An audience hit and a shocker when it opened on Broadway nearly 60 years ago, the comedy melodrama about the then low estate of Chicago's fourth estate retains sufficient sting and punch to jolt a susceptible spectator.

For those who have missed both the play and its film versions, ``The Front Page'' takes place in the pressroom of Chicago's Criminal Courts Building (visualized in fascinating perspective by set designer Tony Walton).

The authors are concerned with the grittier extremes of journalism's nitty-gritty.

The running poker game and distractions of casual newsgathering are interrupted by a convicted murderer's escape from the prison several floors below the press room.

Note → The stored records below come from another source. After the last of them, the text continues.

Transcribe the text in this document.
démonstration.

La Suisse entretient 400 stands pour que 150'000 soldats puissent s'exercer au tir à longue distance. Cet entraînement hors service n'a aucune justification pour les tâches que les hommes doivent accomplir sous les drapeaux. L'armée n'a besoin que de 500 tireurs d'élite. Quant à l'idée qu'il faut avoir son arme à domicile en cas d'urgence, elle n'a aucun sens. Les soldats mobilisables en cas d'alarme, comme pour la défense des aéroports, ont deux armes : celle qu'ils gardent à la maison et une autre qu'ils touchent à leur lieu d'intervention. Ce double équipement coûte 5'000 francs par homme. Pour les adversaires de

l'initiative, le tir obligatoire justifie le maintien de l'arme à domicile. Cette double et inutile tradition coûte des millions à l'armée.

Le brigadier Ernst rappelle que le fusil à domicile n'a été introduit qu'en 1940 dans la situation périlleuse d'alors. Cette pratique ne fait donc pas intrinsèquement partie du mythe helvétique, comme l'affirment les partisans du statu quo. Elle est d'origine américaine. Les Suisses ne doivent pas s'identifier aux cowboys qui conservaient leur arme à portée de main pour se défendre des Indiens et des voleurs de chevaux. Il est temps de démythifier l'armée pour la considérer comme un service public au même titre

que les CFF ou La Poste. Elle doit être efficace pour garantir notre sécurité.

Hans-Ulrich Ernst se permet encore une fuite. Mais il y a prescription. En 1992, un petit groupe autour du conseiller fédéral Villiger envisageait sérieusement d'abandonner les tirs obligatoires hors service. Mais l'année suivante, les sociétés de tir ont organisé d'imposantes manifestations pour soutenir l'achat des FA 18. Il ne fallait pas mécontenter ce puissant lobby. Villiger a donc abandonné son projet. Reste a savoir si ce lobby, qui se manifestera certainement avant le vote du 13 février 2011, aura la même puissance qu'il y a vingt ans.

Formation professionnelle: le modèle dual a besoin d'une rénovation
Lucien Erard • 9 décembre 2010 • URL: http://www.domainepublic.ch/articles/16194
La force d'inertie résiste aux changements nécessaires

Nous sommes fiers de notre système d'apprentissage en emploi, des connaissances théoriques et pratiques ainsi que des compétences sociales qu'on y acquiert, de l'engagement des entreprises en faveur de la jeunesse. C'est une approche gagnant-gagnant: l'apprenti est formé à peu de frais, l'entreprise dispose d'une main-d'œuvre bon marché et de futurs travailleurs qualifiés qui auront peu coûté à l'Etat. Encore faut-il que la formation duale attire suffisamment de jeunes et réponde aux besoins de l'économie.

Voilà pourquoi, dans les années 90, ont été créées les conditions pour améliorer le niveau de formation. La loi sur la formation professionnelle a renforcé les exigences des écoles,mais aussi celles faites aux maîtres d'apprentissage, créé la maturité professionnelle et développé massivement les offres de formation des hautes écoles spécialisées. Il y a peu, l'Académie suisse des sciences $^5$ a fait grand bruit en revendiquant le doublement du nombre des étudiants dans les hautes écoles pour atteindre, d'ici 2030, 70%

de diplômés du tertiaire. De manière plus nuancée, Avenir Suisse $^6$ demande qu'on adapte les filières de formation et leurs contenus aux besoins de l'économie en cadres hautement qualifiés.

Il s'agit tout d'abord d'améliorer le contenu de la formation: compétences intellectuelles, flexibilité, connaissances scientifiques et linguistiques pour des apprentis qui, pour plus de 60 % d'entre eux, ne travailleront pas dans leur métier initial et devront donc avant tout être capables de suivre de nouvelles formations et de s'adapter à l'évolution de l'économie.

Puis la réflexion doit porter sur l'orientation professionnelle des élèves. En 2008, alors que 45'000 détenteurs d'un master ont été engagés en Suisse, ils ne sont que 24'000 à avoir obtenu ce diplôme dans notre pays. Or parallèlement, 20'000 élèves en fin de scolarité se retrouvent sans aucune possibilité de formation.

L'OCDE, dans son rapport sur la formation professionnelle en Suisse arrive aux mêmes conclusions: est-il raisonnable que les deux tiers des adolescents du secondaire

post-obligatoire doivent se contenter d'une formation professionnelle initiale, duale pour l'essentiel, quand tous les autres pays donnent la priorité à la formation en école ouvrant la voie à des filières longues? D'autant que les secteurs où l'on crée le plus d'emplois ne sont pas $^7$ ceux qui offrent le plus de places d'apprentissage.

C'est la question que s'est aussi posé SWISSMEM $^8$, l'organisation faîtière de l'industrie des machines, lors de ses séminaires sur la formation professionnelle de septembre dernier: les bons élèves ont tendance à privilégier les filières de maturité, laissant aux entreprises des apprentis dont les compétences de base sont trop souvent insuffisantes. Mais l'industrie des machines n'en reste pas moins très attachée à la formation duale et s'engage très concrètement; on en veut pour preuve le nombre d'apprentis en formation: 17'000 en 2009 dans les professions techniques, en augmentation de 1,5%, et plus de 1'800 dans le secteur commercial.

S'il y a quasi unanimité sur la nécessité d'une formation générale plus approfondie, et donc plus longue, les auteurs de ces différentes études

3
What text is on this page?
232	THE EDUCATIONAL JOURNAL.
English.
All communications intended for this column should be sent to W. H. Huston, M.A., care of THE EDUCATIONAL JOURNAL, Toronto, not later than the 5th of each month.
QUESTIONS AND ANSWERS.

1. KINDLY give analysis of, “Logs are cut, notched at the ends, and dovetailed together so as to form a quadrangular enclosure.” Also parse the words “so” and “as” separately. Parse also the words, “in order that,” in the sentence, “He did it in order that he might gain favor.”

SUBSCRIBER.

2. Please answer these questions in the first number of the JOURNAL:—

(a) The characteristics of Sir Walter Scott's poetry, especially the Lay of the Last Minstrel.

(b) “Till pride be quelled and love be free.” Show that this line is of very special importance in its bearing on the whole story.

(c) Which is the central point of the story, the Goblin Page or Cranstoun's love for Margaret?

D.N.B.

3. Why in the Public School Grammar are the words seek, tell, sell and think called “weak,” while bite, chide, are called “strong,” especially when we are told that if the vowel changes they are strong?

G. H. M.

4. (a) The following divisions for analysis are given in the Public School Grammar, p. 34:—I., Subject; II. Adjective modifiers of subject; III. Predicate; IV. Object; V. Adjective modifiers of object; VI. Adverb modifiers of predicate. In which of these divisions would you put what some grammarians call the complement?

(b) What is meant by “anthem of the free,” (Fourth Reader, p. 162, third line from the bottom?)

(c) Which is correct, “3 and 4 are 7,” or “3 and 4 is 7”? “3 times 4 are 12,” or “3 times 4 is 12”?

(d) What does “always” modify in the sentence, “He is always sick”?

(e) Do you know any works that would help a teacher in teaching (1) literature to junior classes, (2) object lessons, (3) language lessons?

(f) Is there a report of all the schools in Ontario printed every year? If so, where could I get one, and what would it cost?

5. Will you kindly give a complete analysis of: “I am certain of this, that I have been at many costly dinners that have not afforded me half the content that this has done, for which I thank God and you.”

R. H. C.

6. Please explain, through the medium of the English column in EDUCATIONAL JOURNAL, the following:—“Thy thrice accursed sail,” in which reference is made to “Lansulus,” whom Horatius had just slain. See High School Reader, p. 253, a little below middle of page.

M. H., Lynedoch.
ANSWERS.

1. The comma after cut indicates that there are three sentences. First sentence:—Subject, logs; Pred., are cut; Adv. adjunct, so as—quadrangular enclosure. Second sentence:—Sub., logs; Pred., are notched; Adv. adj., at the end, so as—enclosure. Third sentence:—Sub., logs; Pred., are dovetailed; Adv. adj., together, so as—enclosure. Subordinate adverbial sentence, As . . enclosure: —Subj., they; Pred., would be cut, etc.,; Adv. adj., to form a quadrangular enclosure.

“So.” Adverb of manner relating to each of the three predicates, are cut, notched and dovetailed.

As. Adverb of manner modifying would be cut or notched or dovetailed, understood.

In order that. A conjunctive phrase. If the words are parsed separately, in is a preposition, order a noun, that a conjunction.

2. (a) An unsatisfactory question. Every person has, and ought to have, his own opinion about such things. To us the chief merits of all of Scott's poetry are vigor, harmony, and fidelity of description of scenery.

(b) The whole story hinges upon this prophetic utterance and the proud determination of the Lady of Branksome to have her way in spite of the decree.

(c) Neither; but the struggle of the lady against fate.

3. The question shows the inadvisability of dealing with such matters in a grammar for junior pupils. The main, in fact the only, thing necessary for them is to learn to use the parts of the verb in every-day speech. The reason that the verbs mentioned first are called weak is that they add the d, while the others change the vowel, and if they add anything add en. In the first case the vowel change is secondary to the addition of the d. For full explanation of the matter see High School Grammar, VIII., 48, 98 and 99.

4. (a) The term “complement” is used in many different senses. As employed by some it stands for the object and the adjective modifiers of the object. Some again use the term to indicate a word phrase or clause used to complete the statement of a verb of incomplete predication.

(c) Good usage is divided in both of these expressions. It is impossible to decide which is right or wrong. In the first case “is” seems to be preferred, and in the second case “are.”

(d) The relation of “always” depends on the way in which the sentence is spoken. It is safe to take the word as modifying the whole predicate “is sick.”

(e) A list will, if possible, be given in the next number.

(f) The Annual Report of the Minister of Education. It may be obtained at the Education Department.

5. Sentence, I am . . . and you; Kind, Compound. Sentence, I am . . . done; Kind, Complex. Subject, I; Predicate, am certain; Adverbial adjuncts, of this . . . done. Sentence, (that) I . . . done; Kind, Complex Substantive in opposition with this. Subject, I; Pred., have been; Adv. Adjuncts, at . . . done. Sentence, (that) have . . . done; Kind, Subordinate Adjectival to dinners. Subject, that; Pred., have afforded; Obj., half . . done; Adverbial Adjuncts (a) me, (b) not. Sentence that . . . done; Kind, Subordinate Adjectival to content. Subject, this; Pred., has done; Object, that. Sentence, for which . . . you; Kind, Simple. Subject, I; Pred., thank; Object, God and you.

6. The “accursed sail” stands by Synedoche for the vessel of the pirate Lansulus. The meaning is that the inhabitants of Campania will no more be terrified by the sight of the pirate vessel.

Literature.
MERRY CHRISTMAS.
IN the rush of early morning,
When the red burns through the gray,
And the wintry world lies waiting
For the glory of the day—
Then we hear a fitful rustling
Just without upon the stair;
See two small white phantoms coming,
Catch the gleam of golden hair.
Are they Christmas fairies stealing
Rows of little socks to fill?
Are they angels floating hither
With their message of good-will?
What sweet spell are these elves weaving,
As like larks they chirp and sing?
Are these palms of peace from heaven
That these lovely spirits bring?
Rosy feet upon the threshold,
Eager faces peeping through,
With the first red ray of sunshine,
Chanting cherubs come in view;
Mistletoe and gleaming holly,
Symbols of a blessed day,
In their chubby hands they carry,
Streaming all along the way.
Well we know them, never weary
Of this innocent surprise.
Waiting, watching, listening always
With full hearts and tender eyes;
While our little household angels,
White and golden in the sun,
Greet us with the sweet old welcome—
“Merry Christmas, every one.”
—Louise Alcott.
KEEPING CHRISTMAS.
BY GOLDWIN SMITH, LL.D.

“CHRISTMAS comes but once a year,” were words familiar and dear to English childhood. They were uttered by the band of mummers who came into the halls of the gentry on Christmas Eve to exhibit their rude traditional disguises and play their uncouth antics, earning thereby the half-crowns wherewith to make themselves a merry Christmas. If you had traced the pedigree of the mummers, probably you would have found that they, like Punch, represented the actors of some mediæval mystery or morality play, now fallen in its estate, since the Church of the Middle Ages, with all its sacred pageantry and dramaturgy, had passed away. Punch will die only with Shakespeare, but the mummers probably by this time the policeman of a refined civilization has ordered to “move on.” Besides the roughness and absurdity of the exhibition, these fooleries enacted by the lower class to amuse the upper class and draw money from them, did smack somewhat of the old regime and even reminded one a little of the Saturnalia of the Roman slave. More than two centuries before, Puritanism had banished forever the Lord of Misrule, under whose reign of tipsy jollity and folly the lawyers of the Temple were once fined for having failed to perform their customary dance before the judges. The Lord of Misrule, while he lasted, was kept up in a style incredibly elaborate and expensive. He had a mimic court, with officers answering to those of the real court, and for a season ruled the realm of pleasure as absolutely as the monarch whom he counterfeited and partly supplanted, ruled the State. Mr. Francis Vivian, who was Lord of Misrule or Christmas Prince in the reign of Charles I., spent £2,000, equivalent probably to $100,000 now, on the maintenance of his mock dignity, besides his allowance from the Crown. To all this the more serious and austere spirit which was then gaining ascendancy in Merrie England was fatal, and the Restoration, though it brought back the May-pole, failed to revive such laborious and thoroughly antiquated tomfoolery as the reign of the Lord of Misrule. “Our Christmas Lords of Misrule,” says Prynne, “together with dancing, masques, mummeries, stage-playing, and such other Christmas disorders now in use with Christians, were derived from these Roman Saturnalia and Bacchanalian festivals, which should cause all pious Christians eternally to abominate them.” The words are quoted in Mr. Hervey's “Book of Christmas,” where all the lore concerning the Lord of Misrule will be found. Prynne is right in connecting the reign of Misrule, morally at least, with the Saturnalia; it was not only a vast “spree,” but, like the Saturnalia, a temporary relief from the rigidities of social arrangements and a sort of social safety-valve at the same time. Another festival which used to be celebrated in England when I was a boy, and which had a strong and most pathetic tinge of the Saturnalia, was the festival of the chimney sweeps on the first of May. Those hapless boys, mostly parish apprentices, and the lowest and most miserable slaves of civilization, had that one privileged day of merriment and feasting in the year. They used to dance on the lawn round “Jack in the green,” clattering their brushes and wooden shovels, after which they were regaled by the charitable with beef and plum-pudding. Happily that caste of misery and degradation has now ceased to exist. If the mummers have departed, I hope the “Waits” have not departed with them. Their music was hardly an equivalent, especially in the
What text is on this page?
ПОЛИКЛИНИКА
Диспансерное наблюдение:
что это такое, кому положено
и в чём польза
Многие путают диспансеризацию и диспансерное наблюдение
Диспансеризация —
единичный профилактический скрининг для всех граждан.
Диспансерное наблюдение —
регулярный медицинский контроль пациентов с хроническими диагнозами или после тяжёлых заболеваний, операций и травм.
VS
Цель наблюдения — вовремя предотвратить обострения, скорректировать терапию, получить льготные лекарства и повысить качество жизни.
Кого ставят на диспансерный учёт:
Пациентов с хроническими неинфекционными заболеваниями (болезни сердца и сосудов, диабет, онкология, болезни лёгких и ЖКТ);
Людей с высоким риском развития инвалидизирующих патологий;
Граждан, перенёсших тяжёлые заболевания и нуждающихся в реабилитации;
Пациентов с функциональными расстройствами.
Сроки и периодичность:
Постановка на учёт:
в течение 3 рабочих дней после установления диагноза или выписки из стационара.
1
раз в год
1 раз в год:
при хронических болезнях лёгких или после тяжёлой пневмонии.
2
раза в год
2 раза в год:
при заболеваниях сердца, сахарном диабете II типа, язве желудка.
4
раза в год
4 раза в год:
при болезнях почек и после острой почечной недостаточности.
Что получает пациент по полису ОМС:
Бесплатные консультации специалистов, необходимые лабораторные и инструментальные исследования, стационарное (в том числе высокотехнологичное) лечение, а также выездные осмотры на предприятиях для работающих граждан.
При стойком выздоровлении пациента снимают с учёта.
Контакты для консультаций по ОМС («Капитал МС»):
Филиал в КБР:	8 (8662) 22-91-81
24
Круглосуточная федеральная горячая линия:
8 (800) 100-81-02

Later on, when killer Earl Williams (Paul Stolarsky) climbs in through the pressroom window, reporter Hildy Johnson (Richard Thomas) and his managing editior Walter Burns (John Lithgow) scramble to secrete Williams, scoop the competition, and embarrass Chicago's inept sheriff (Richard B. Shull) and bumbling mayor (Jerone Dempsey).

Burns is equally determined to sabotage Hildy's plans for marriage and a break from journalistic toils to the rewards of a New York advertising job.

The final, devious Burns ploy involves one of the most celebrated curtain lines in modern American drama. Mr. Lithgow delivers it with fierce relish.